Para o motorista, as plataformas regionais serviriam para oferecer um serviço com preço justo tanto para os usuários como para os motoristas. "Para que ele consiga tirar o sustento da família sem ficar 12, 13, 14, 15 horas trabalhando", completou.

O motorista Elvis Quirino da Silva, conhecido como "Corumbazinho" e líder do Rota MS, conta que, em busca de uma alternativa, se juntou com outros motoristas e criou o aplicativo Upmobility. "A gente precisa de apoio. A gente precisa que vocês olhem para a gente, para entender não somente a realidade de São Paulo, de Minas Gerais, mas a realidade de Campo Grande", disse.

Ele explica que o aplicativo, desenvolvido por motoristas que estão nas ruas todos os dias, cobra R$ 1,00 por motorista por corrida. "E esse valor é para a gente manter a plataforma. A gente não quer ganhar com isso aqui. A gente quer manter a plataforma, ter um valor justo e trabalhar menos. Porque, hoje em dia, a nossa rotina é intensa", relata.

A demanda surgiu para garantir uma jornada de trabalho menor. "A gente quer trabalhar menos, quer ter mais tempo com a nossa família, e hoje o motorista de aplicativo não tem tempo com a família.
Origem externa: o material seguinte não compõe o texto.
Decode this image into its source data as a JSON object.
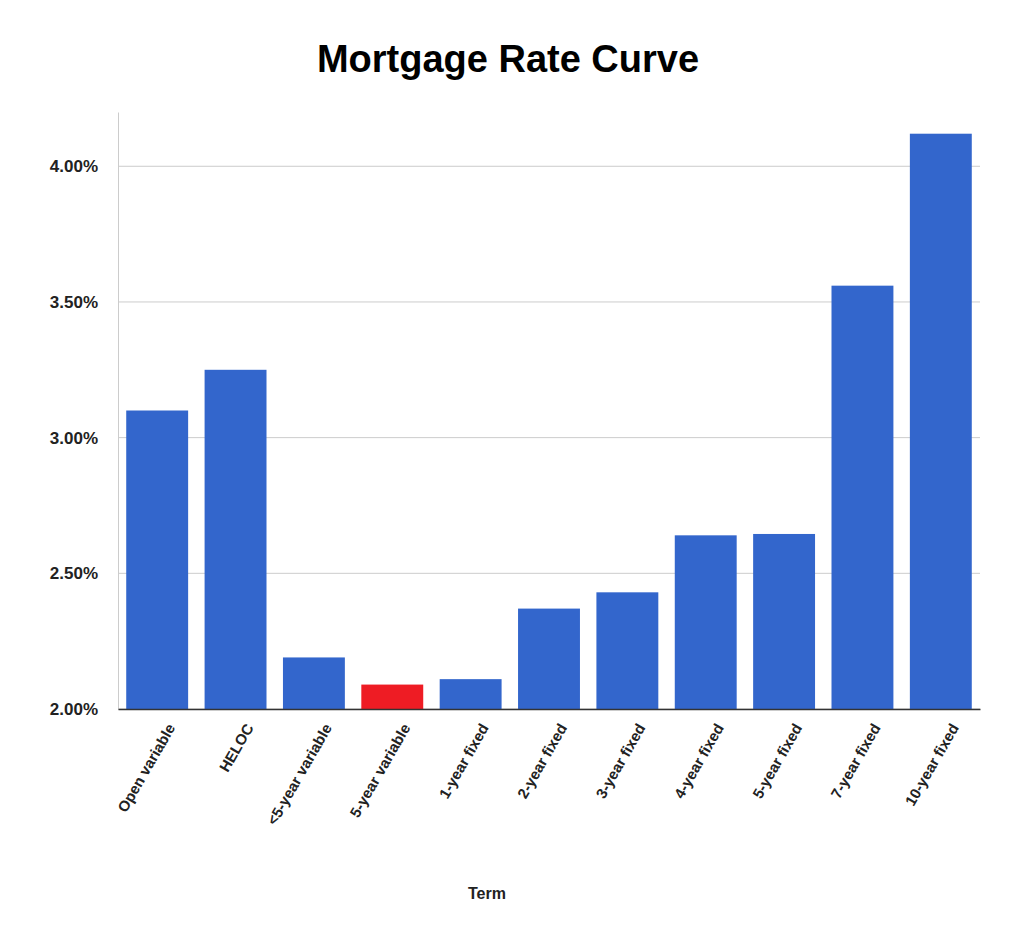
{
  "chart_data": {
    "type": "bar",
    "title": "Mortgage Rate Curve",
    "x_label": "Term",
    "categories": [
      "Open variable",
      "HELOC",
      "<5-year variable",
      "5-year variable",
      "1-year fixed",
      "2-year fixed",
      "3-year fixed",
      "4-year fixed",
      "5-year fixed",
      "7-year fixed",
      "10-year fixed"
    ],
    "values": [
      3.1,
      3.25,
      2.19,
      2.09,
      2.11,
      2.37,
      2.43,
      2.64,
      2.645,
      3.56,
      4.12
    ],
    "colors": [
      "#3366cc",
      "#3366cc",
      "#3366cc",
      "#ee1c24",
      "#3366cc",
      "#3366cc",
      "#3366cc",
      "#3366cc",
      "#3366cc",
      "#3366cc",
      "#3366cc"
    ],
    "ylim": [
      2,
      4.2
    ],
    "yticks": [
      {
        "value": 2,
        "label": "2.00%"
      },
      {
        "value": 2.5,
        "label": "2.50%"
      },
      {
        "value": 3,
        "label": "3.00%"
      },
      {
        "value": 3.5,
        "label": "3.50%"
      },
      {
        "value": 4,
        "label": "4.00%"
      }
    ],
    "grid": true
  }
}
A gente tem que dobrar [a jornada] por conta dos valores, e as grandes plataformas fazem o que querem com a gente", completou.

O ministro aponta que plataformas menores, como as apresentadas na reunião, estão mais abertas ao diálogo. "Muitas vezes se dispõem a fazer parcerias, até porque têm uma relação diferente com os trabalhadores. As grandes plataformas têm tido muita dificuldade e muita resistência à atuação do governo para defender esses trabalhadores. Porque essas plataformas não querem nenhum tipo de regra. Elas não querem. Elas querem deixar como está", disse.

"E deixar como está é um negócio em que o trabalhador trabalha, trabalha 12 horas em cima de uma moto, 12 horas atrás de um volante, e mal consegue o dinheiro para fechar as contas. Nós precisamos equilibrar essa balança", completa.

Para Boulos, o objetivo principal de ouvir a categoria é entender quais são as demandas reais. "Para além dessa parte mais burocrática que nós vamos tratar hoje, é o seguinte: é tirar esses trabalhadores da invisibilidade. O motorista de Uber, o entregador de delivery, o mototaxista nunca foram enxergados. Esses trabalhadores sempre foram colocados na invisibilidade. Eles não têm direito. O motoqueiro, muitas vezes, arrisca a vida para poder levar comida na nossa casa", defende.